Yes, I'd be quite happy to accept your assertion that the hardware/software distinction is meaningless. I suppose the most one can say is that one level's hardware is the next one down's software, in much the same relative sense that we use the words "yesterday" and "tomorrow".

As for whether there is a basement level to reality, that's a very interesting question that has vexed me a lot, so I'd be very interested to hear your longer argument some time when you have the opportunity. I'm sure you're right that we haven't found it yet, but is there such a thing in principle, or does everything in the universe wrap around on itself and pull itself up by its own bootstraps?

Certainly the world of space and time is a pretty emergent thing in some senses. If we presume that the universe started in a big bang then "before" that moment there must have been a singularity.
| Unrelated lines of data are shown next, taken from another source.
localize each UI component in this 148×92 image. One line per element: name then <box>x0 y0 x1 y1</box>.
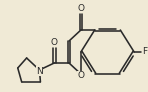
Text: O: O <box>77 4 84 13</box>
Text: O: O <box>51 38 58 47</box>
Text: O: O <box>77 71 84 80</box>
Text: F: F <box>142 47 147 56</box>
Text: N: N <box>36 67 43 76</box>
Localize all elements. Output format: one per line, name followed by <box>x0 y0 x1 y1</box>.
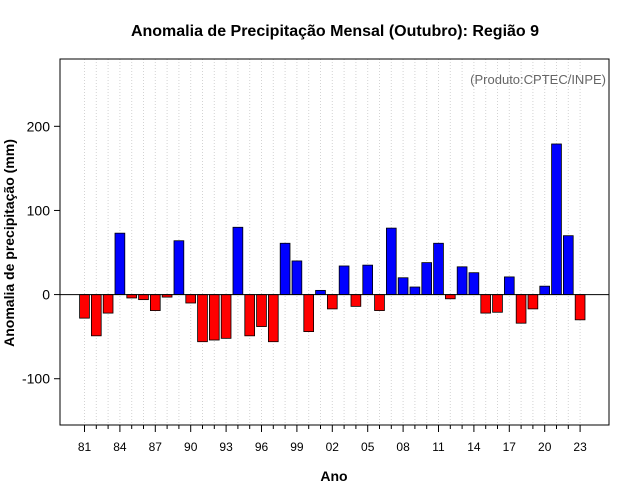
y-axis: -100 0 100 200 <box>22 118 60 387</box>
y-tick-label: 100 <box>27 202 51 218</box>
bar-1984 <box>114 232 126 295</box>
bar-2022 <box>563 235 574 295</box>
bar-1997 <box>267 294 279 343</box>
bar-1990 <box>185 294 197 304</box>
y-axis-title: Anomalia de precipitação (mm) <box>1 139 17 347</box>
plot-frame <box>59 58 610 426</box>
bar-1981 <box>79 294 90 319</box>
x-tick-label: 99 <box>290 440 304 454</box>
x-tick-label: 08 <box>396 440 410 454</box>
bar-1993 <box>220 294 232 339</box>
bar-2004 <box>350 294 362 307</box>
bar-2015 <box>480 294 491 314</box>
bar-2013 <box>456 266 468 295</box>
bar-2009 <box>409 286 421 295</box>
credit-annotation: (Produto:CPTEC/INPE) <box>470 72 606 87</box>
bar-2001 <box>315 289 326 295</box>
y-tick-label: -100 <box>22 371 50 387</box>
bar-2010 <box>421 262 432 295</box>
bar-1998 <box>279 242 291 295</box>
bar-2003 <box>338 265 350 295</box>
bar-1994 <box>232 226 244 295</box>
y-tick-label: 0 <box>42 287 50 303</box>
bar-2018 <box>515 294 527 324</box>
x-tick-label: 17 <box>503 440 517 454</box>
x-tick-label: 96 <box>255 440 269 454</box>
bar-2023 <box>574 294 586 321</box>
bar-2000 <box>303 294 314 333</box>
bar-2021 <box>551 143 562 295</box>
bar-2006 <box>374 294 385 311</box>
x-tick-label: 02 <box>326 440 340 454</box>
bar-2012 <box>444 294 456 300</box>
bar-1996 <box>256 294 267 327</box>
chart-title: Anomalia de Precipitação Mensal (Outubro… <box>131 23 539 40</box>
bar-1987 <box>149 294 161 311</box>
x-tick-label: 23 <box>573 440 587 454</box>
y-tick-label: 200 <box>27 118 51 134</box>
x-tick-label: 20 <box>538 440 552 454</box>
x-tick-label: 87 <box>149 440 163 454</box>
bars-group <box>79 143 586 343</box>
bar-1985 <box>126 294 138 299</box>
bar-2020 <box>539 285 550 295</box>
bar-2016 <box>492 294 503 313</box>
bar-1982 <box>91 294 102 337</box>
x-tick-label: 84 <box>113 440 127 454</box>
bar-2014 <box>468 272 480 295</box>
bar-1986 <box>138 294 149 301</box>
x-tick-label: 90 <box>184 440 198 454</box>
x-axis-title: Ano <box>320 468 347 484</box>
x-tick-label: 93 <box>219 440 233 454</box>
x-tick-label: 05 <box>361 440 375 454</box>
bar-2008 <box>397 277 409 295</box>
grid-lines <box>84 59 581 425</box>
bar-1989 <box>173 240 185 295</box>
bar-2011 <box>433 242 444 295</box>
bar-1991 <box>197 294 208 343</box>
bar-1999 <box>291 260 303 295</box>
bar-2019 <box>527 294 539 310</box>
x-axis: 81 84 87 90 93 96 99 02 05 08 11 14 17 20 23 <box>78 425 587 454</box>
x-tick-label: 14 <box>467 440 481 454</box>
bar-2007 <box>385 227 397 295</box>
x-tick-label: 81 <box>78 440 92 454</box>
bar-1995 <box>244 294 256 337</box>
x-tick-label: 11 <box>432 440 445 454</box>
bar-1992 <box>208 294 220 341</box>
bar-2005 <box>362 264 373 295</box>
bar-2002 <box>326 294 338 310</box>
bar-2017 <box>503 276 515 295</box>
bar-1983 <box>102 294 114 314</box>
A singularity simply doesn't exist in space or time (it can have no direction or size or speed or position), because there is nothing else against which those properties can be measured. Space and time must therefore be emergent properties too, coming into existence at precisely the same moment (!?!?) the big bang started, since that was the first moment they could have any meaning whatsoever (although I confess I can't understand how a singularity can even be said to have split into two without some space to occupy the discontinuity and some time to permit a separation between "before and after the split").

Actually I can't fathom ANY of that. It really makes my brain hurt. But I can see that even some of the apparently most fundamental properties of the universe are actually consequences of it. So I'd be grateful for any insights into all this. Is is really turtles all the way down?